The total number of people who are confirmed to have contracted the virus reached more than one million on Tuesday, while the country’s death toll stood at 58,317, according to data from Johns Hopkins University.

The figures, which represent Washington’s handling of the virus during the three months of the outbreak, come as only 58,220 Americans were killed over two decades in Vietnam.

Nearly 17,000 US troops lost their lives during the war's deadliest year in 1968.

Asked whether a president deserves re-election if more American lives have been lost within six weeks than during the Vietnam War, Donald Trump said during a White House briefing on Monday that the US has "lost a lot of people" but "original projections" had initially predicted more than two million deaths.

"We're probably heading to 60,000, 70,000," he said. "One person is far too many for this."

Trump has frequently compared himself to a "wartime" president facing an "invisible enemy" during the public health crisis.

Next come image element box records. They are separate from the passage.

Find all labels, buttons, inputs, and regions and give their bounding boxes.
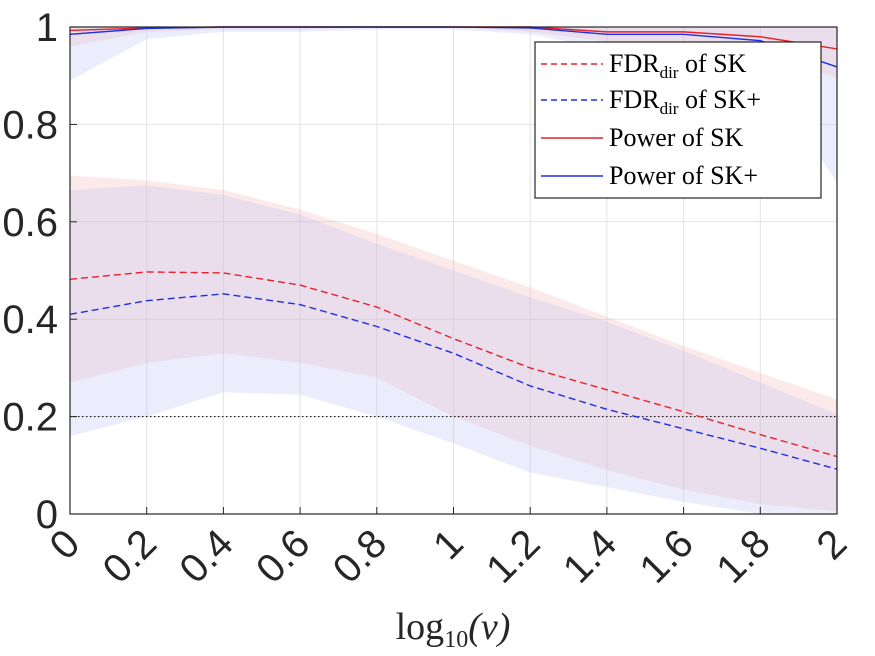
- x-tick-label-5: 1: [425, 521, 472, 568]
- legend-label-power-skplus: Power of SK+: [609, 161, 758, 190]
- x-tick-label-8: 1.6: [632, 521, 702, 591]
- x-tick-label-7: 1.4: [555, 521, 625, 591]
- y-tick-label-2: 0.4: [2, 298, 58, 342]
- legend: FDRdir of SK FDRdir of SK+ Power of SK P…: [534, 41, 822, 199]
- y-tick-label-4: 0.8: [2, 103, 58, 147]
- y-tick-label-5: 1: [36, 6, 58, 50]
- legend-label-power-sk: Power of SK: [609, 123, 744, 152]
- legend-label-fdr-skplus: FDRdir of SK+: [609, 85, 761, 118]
- band-series-0: [70, 175, 837, 512]
- legend-label-fdr-sk: FDRdir of SK: [609, 49, 747, 82]
- x-axis-label-base: log: [396, 606, 445, 648]
- x-tick-label-10: 2: [809, 521, 856, 568]
- x-axis-label-sub: 10: [444, 627, 468, 653]
- x-axis-ticks: 0 0.2 0.4 0.6 0.8 1 1.2 1.4 1.6 1.8 2: [42, 507, 856, 592]
- y-tick-label-1: 0.2: [2, 396, 58, 440]
- x-tick-label-1: 0.2: [95, 521, 165, 591]
- x-tick-label-6: 1.2: [478, 521, 548, 591]
- x-tick-label-9: 1.8: [708, 521, 778, 591]
- band-series-1: [70, 185, 837, 514]
- x-axis-label-arg: (ν): [468, 606, 510, 648]
- y-tick-label-0: 0: [36, 493, 58, 537]
- x-tick-label-2: 0.4: [171, 521, 241, 591]
- legend-box: [534, 41, 822, 199]
- series-line-1: [69, 293, 838, 470]
- y-tick-label-3: 0.6: [2, 201, 58, 245]
- x-axis-label: log10(ν): [396, 606, 511, 653]
- x-tick-label-4: 0.8: [325, 521, 395, 591]
- band-series-2: [70, 27, 837, 79]
- y-axis-ticks: 0 0.2 0.4 0.6 0.8 1: [2, 6, 77, 537]
- series-line-0: [69, 271, 838, 458]
- x-tick-label-3: 0.6: [248, 521, 318, 591]
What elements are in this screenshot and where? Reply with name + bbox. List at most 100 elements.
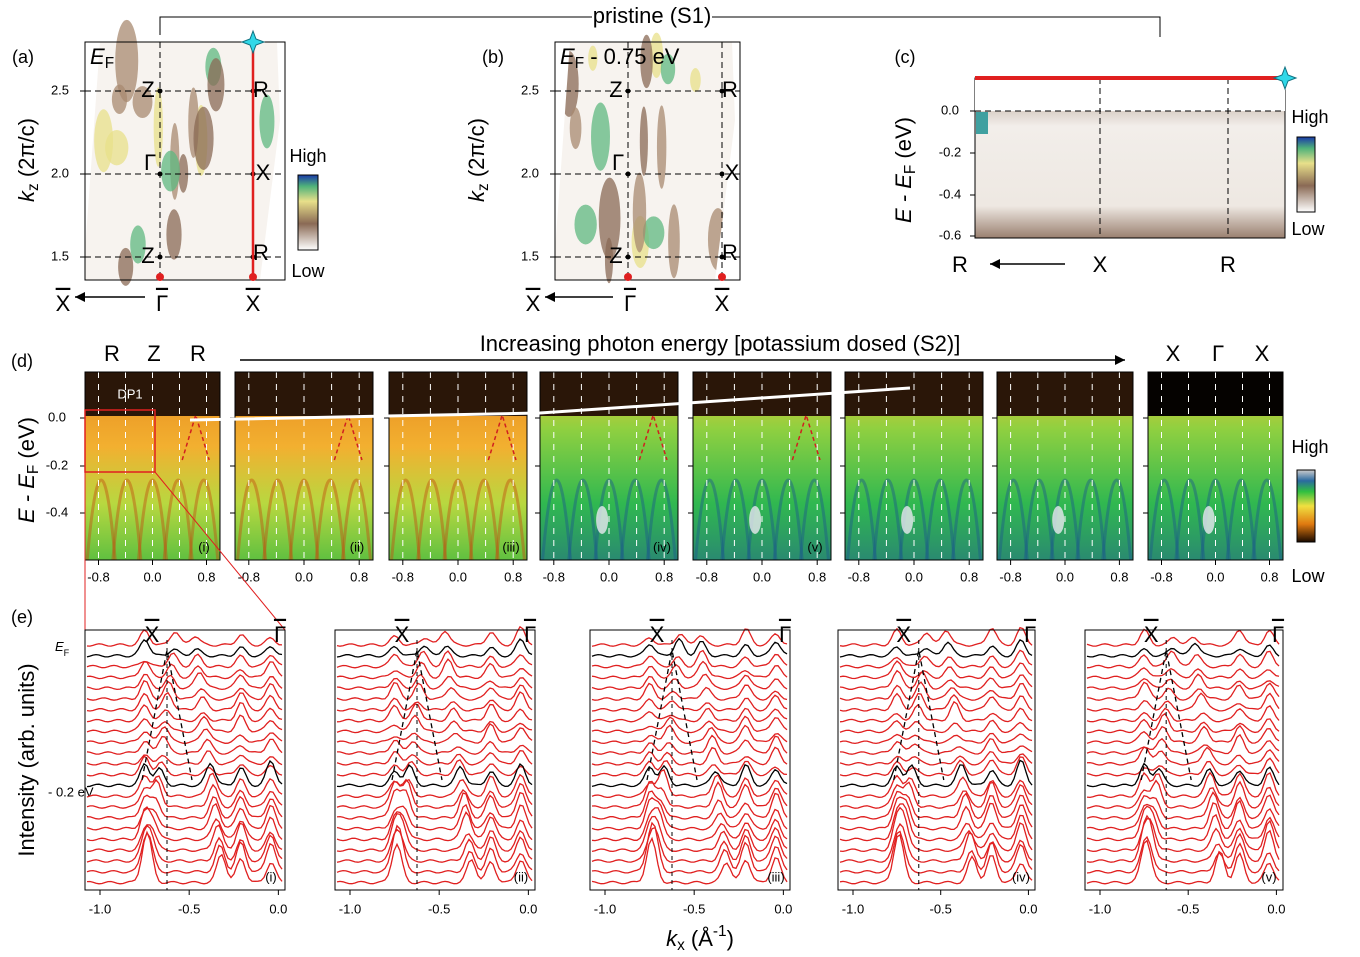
band-feature — [567, 478, 599, 561]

Trump is under fire for publicly downplaying the threat of the pandemic when it broke out in the US in late February, and his handling of the COVID-19 crisis.

The US president claimed at the time that coronavirus cases would soon “be down to close to zero,” and did not declare a national emergency over the pandemic until the end of March, as virus cases were on the rise in New York and the stock market nosedived.

Since the flu-like pathogen broke out in the Chinese city of Wuhan in late December, Beijing and Washington have time and again clashed over the virus spread, further increasing tensions between the world's two largest economies.

Trump keeps referring to the novel coronavirus, which causes a respiratory disease known as COVID-19, as the Chinese virus. Beijing has hit back by suggesting that the US military brought the virus to Wuhan and initiated the outbreak.

The virus has so far infected over 3,136,000 people worldwide. Nearly 218,000 have died, according to a running count by worldometers.info.